Рита бросала все дела и кидалась на вокзал, надеясь, что не придется томительно долго ждать электричку. Проша встречал ее на платформе и вел в дом. Повсюду Маргарита натыкалась на следы пребывания в особняке других красавиц. В расческе, лежавшей на раковине в ванной, застряли длинные белокурые волосы, на бачке в туалете валялись чьи-то колготки, от халата, который Прохор предлагал ей надеть, несло чужими духами, на кухне на плите стояла кастрюлька с остатками кем-то приготовленного жаркого, в гостиной кто-то нарисовал пальцем на пыльном комоде сердце, пронзенное стрелой… Ревность хватала Риту за сердце и сжимала его ледяными пальцами, но девушка лишь улыбалась. Потому что понимала: закатит она Проше сцену, и тот сразу перестанет звонить любовнице-скандалистке.
У Ермакова был мотоцикл. Рита до жути боялась всего, что катится на двух колесах, но когда любимый заводил своего железного коня, с готовностью устраивалась у него за спиной, изображая радость. Проша гонял, как сумасшедший, на шоссе вилял между машинами, закладывал крутые виражи, в поворот входил так, что Рита почти падала на дорогу. У нее желудок от страха подлетал к горлу, но она ни разу не попросила любовника ехать осторожнее. Наоборот, встав на землю нетвердыми ногами, Марго бодро восклицала:
– Супер! Когда еще поедем?
И однажды, в очередной раз услышав этот вопрос, Прохор прищурился.
– Тебе разве не страшно? Все, кого я катал, хнычут и велят остановиться.
– Не, мне в кайф, – соврала Рита, – люблю скорость.
– А хочешь почувствовать настоящий драйв? – обрадовался парень. – Сейчас покажу. Садись обратно.

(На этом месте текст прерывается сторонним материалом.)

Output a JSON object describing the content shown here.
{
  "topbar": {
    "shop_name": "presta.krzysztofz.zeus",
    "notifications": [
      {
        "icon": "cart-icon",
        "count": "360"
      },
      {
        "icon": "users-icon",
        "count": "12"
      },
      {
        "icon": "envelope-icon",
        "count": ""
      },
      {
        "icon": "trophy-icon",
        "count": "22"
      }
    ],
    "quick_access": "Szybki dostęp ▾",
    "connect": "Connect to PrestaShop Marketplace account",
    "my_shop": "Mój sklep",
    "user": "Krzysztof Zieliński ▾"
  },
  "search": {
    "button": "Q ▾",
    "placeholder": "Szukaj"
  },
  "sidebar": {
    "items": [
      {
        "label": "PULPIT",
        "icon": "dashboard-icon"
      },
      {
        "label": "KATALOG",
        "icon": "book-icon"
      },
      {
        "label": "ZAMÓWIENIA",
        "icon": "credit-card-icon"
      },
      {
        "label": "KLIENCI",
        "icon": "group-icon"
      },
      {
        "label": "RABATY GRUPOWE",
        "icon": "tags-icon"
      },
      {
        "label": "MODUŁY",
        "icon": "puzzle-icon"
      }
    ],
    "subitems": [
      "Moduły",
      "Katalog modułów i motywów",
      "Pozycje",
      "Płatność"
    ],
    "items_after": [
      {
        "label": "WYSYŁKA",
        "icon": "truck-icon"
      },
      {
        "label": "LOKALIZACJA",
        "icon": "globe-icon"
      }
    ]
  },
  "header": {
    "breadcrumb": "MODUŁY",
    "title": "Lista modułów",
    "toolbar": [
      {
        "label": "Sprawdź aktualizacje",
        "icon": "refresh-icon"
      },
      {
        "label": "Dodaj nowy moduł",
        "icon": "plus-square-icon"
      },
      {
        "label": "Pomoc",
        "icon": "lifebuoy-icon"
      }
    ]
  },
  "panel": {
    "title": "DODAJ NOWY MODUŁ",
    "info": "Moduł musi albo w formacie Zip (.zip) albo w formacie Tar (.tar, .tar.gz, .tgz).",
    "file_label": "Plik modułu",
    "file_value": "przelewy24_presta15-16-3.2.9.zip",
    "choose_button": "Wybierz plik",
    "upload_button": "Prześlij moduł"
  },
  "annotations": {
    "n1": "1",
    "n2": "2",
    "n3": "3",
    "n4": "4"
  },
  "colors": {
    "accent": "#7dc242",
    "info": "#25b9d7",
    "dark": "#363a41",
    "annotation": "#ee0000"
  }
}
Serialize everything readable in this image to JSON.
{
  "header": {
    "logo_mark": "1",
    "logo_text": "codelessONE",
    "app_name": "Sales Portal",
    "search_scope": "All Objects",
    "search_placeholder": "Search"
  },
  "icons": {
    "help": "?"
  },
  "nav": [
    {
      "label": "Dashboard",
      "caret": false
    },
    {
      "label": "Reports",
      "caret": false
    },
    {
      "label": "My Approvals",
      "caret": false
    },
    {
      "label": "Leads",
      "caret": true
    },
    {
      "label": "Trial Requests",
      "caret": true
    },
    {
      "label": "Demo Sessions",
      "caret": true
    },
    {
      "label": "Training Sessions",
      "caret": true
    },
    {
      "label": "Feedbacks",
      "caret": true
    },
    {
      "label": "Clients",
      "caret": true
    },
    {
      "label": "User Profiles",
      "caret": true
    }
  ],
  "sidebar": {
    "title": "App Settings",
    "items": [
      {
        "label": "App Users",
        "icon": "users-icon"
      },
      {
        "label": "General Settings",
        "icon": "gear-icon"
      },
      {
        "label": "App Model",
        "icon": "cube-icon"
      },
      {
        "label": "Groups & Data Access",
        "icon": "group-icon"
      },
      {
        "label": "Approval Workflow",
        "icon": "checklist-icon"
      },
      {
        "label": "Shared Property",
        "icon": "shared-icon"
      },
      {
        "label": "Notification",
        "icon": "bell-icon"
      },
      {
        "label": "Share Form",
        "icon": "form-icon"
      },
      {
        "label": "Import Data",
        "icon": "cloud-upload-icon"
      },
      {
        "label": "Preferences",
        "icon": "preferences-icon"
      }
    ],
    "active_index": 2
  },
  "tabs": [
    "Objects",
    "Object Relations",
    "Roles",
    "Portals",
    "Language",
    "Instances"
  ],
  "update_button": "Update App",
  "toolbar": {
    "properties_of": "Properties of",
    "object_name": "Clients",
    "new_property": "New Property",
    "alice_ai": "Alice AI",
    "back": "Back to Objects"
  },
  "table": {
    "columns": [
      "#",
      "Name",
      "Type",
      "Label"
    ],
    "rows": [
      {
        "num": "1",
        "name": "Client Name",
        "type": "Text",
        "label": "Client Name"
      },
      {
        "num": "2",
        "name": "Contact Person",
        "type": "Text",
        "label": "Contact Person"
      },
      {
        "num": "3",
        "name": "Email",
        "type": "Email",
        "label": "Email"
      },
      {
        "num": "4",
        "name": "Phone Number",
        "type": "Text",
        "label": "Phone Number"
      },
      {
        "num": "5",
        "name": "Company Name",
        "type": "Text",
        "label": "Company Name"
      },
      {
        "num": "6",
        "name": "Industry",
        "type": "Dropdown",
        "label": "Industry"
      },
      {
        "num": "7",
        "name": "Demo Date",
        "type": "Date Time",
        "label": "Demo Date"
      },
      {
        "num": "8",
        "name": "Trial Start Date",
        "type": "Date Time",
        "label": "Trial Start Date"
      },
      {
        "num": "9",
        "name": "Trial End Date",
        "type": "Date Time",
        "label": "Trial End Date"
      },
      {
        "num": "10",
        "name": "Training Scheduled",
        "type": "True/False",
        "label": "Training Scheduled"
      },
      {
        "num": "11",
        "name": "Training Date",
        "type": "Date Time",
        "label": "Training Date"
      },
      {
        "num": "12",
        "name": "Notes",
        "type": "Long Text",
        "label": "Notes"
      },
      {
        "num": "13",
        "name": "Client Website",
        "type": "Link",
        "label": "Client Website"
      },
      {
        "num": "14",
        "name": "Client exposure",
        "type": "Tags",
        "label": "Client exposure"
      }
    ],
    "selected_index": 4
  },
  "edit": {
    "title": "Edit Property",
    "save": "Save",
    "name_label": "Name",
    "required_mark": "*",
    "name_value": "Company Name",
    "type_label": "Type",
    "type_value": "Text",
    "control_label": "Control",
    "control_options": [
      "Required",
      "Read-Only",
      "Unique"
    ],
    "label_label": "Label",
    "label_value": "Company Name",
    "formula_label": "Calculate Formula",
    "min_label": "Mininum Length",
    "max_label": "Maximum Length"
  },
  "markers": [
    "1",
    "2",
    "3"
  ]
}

Когда мотоцикл понесся по шоссе, Марго хотелось взвыть от ужаса, но она удержалась. Уткнула лицо в спину своего ненаглядного Проши и стала про себя молиться, повторяя слова, которые ее покойная бабушка произносила перед иконами. Может, Господь услышал Риту? Иначе чем объяснить, что она осталась жива после того, как байк вдруг упал на бок и помчался по проезжей части уже в лежачем положении? Прохор сломал ногу, обе руки и челюсть, повредил позвоночник, у Марго же оказались только ссадины и сильные ушибы. Беда случилась ночью на пустой дороге. Каким образом сорокапятикилограммовая девушка, у которой на разных частях тела до крови содрало кожу, ухитрилась дотащить здоровенного парня, потерявшего сознание, до поста ДПС, расположенного в километре от места происшествия, не понял никто.
Их привезли в больницу. Окровавленная Рита села у дверей кабинета, где оперировали Прошу, и неожиданно заснула. Разбудил ее мужской голос:
– Деточка, это вы привезли нашего сына в клинику?
Марго открыла глаза, увидела хорошо одетых людей, поняла, что перед ней родители Прохора, испугалась и от смущения, смешанного со страхом, по-детски пролепетала:
– Да, дяденька и тетенька.
– Господи, как вам удалось дотащить Прохора до гаишников? – изумился мужчина.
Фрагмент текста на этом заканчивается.